Le jour descend mais la lumière reste belle avec cette boule orangée, qui donne l’impression de prendre toute la place dans l’immensité du ciel.

Je contemple sans dire un mot, j’écoute juste le vide de mon corps me crier sa douleur.

Mes épaules sont lourdes, la sueur coule lentement de mon front je la sens s’évader.

Mes pieds compressés ; les fers empêchent mon sang de circuler.

C’est au moment du dernier coup du sifflet du maton, annonçant la fin des coups de pioches, que je mesure ce que le mot silence veut dire. Les cailloux se taisent, la poussière rejoint la terre.
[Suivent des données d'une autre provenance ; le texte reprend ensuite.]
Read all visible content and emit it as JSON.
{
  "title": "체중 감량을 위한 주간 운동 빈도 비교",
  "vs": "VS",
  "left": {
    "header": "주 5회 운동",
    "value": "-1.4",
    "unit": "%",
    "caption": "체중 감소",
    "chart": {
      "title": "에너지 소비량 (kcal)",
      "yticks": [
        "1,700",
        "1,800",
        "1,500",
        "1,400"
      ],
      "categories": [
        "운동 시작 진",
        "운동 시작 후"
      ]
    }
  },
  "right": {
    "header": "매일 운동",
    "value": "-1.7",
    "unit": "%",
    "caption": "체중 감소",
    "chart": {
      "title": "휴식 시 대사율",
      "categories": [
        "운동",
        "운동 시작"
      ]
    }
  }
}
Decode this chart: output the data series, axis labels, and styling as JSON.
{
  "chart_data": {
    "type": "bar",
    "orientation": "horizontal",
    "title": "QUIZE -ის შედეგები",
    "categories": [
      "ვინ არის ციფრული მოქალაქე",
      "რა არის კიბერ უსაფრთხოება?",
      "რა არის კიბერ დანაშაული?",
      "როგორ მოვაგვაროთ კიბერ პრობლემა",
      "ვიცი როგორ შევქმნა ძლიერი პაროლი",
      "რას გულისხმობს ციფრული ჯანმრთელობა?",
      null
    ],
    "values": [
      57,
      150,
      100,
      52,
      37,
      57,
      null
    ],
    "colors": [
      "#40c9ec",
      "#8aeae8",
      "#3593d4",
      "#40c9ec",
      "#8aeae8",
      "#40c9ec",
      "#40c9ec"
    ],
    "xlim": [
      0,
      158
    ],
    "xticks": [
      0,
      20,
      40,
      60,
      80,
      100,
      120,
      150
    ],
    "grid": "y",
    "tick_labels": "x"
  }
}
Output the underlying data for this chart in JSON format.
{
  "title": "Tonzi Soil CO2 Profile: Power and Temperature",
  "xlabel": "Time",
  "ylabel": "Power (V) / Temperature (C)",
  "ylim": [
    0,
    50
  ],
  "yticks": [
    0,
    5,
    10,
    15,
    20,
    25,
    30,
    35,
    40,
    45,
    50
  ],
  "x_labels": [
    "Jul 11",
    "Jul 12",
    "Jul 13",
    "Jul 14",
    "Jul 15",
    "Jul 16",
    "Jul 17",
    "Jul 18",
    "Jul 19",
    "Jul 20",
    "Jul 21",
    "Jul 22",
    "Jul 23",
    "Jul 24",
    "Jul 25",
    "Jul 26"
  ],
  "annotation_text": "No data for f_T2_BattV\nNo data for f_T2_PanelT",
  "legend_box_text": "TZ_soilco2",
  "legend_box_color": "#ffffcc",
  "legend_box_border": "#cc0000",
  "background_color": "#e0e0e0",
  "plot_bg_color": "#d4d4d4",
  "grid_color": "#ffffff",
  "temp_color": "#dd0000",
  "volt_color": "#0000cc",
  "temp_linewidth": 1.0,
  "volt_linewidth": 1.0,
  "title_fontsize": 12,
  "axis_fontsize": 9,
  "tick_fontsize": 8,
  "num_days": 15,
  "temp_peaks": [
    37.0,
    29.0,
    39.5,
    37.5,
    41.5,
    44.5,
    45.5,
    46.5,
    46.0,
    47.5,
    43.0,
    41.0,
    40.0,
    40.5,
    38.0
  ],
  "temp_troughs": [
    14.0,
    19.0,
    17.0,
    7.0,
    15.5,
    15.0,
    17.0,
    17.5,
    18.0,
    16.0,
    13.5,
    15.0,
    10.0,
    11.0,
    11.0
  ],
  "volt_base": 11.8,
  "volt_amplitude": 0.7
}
Assis en tailleur les yeux rougis je pense au chemin parcouru.

Toujours vivant pour un mort en sursis. Mon évasion mentale est à cette heure précise, chaque jour qui passe me donne la force de vivre mes pensées, chaque jour je travaille pour qu’elles m’amènent loin, au plus loin de cette île qui m’emprisonne.

Assommé par le soleil 365 jours par an, c’est le moment de faire l’inventaire de ma vieille carcasse. Méthodiquement je passe en revue la moindre parcelle de ce corps qui joue son rôle par automatisme chaque jour. Malgré tout, je sens que je peux encore, je peux encore couvrir la distance.

Je suis un résistant qui a appris à résister au temps qui passe. Je regarde cette boule sombrer dans la mer morte s’offrant une parenthèse, dans cette nouvelle pénombre envahissant mon environnement. Ma vision se brouille, pourtant mon esprit reste en éveil.

Je reste suffisamment concentré pour écouter les battements de mon cœur, doucement je glisse au fond de moi. Je chute dans cette espace intérieur sans fond, rien pour me raccrocher je tombe. Je suis grisé de la douceur du vide enivrant ma chute. Soudain la secousse, un tremblement de terre, la main du gardien vient me rappeler à mon quotidien.